"Malia is the sister-in-law of my sister. She is the sister of her husband."
Translation:ʻO Malia ke kaikoʻeke o koʻu tita, ʻo ia ke kaikuahine o kāna kāne.
"'O malia ke kaiko'eke o ko'u kaikuahine. 'O ia ke kaikuahine o kāna kāne." Duolingo marked me wrong because I used the word "kaikuahine" for sister. The word they wanted was "tita". So I gotta ask myself why would it be wrong for me to use "kaikuahine" as the speaker of this sentence talking about Malia being the sister in law of "my sister"? Because according to the second sentence, "kaikuahine" is supposed to be used when describing "sister of her husband."
As far as i understand it "kaikuahine" means a "sister of a brother". So as long as you as the speaker are male i think your sentence should be correct. With "tita" the gender of the speaker doesnt matter and maybe duolingo just prefers using it when not knowing the users gender. But it could also just be a case of them having forgotten to include your version as a correct answer
I think it's an error. I reported it. The prompt has a period, making 2 sentences. The answer uses a comma, making one long sentence. I also opted for kaikuahine instead of tita. My only errors after triple checking were maintaining the 2 sentence format, and using kaikuahine in the first instance of "sister."
kaikoʻeke = brother-in-law or male cousin-in-law of a male;
(or) sister-in-law or female cousin-in-law of a female
kaikuahine = The sister of a brother
I wrote "ʻo malia ke kaikoʻeke a koʻu tita ʻo ia ke kaikuahine o kāna kāne" and got marked right. However, it says below that another correct solution is "ʻO Malia ke kaikoʻeke o koʻu tita, ʻo ia ke kaikuahine o kāna kāne."
That other correct solution is almost identical to what I gave, except it uses "o koʻu tita" instead of "a koʻu tita". Are both o and a correct here? Or is duolingo wrong in accepting one of them, and should only accept the other?
While it's not a common sentence (really two sentences), I'm not aware of anything being dropped here. In the first half ke kaikoʻeke o koʻu tita, there's ke kaikoʻeke "the sister-in-law" o "of" koʻu tita "my sister". For the second half, ke kaikuahine o kāna kāne is ke kaikuahine "the sister (of a man)" o "of" kāna kāne "her husband."
Let's talk about the English version of this.
By rule, the antecedent of "she" is the last possible option: "my sister." However, I do not think that was the intended antecedent. People do talk in that careless way.
Nevertheless, it doesn't matter who the antecedent of she is, because whomever "she" is is married to her brother. (The last possible option for her's antecedent is "the sister.") We just grasp for the idea that the writer didn't mean what is written.

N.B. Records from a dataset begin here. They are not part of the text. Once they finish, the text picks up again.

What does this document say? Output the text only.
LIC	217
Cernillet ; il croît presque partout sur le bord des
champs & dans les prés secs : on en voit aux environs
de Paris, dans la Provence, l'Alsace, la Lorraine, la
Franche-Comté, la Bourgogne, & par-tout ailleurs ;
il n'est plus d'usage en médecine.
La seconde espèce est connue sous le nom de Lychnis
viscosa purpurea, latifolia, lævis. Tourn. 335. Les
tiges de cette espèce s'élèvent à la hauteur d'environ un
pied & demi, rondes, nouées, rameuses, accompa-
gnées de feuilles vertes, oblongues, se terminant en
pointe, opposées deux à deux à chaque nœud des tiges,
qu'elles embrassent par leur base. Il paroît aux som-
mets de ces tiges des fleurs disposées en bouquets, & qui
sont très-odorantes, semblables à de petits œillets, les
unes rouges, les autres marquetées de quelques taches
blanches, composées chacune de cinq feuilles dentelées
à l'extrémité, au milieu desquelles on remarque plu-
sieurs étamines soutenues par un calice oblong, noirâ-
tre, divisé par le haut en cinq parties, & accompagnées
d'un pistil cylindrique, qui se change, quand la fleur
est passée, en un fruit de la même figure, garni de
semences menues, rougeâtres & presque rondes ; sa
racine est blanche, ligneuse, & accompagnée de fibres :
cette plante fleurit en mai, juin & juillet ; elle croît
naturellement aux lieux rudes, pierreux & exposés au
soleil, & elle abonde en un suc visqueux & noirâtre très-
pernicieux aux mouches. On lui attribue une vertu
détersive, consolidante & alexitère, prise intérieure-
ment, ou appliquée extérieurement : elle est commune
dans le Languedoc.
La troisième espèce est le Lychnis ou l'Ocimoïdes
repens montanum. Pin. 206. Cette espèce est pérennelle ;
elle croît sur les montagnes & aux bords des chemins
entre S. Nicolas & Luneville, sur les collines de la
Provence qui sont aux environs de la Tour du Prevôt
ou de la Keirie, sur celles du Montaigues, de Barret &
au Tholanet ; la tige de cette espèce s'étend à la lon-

I got the two identical examples. In the first example I used 'O Malia i ka wahine makua o ko'u tita. In the other example I used the same sentence but was marked wrong because the "correct" sentence was 'O Malia ke kaiko'eke o ko'u tita. Why were there different references: wahine makua versus kaiko'eke? This appears to be an inconsistency in the translations of the same sentence. Duolingo bad!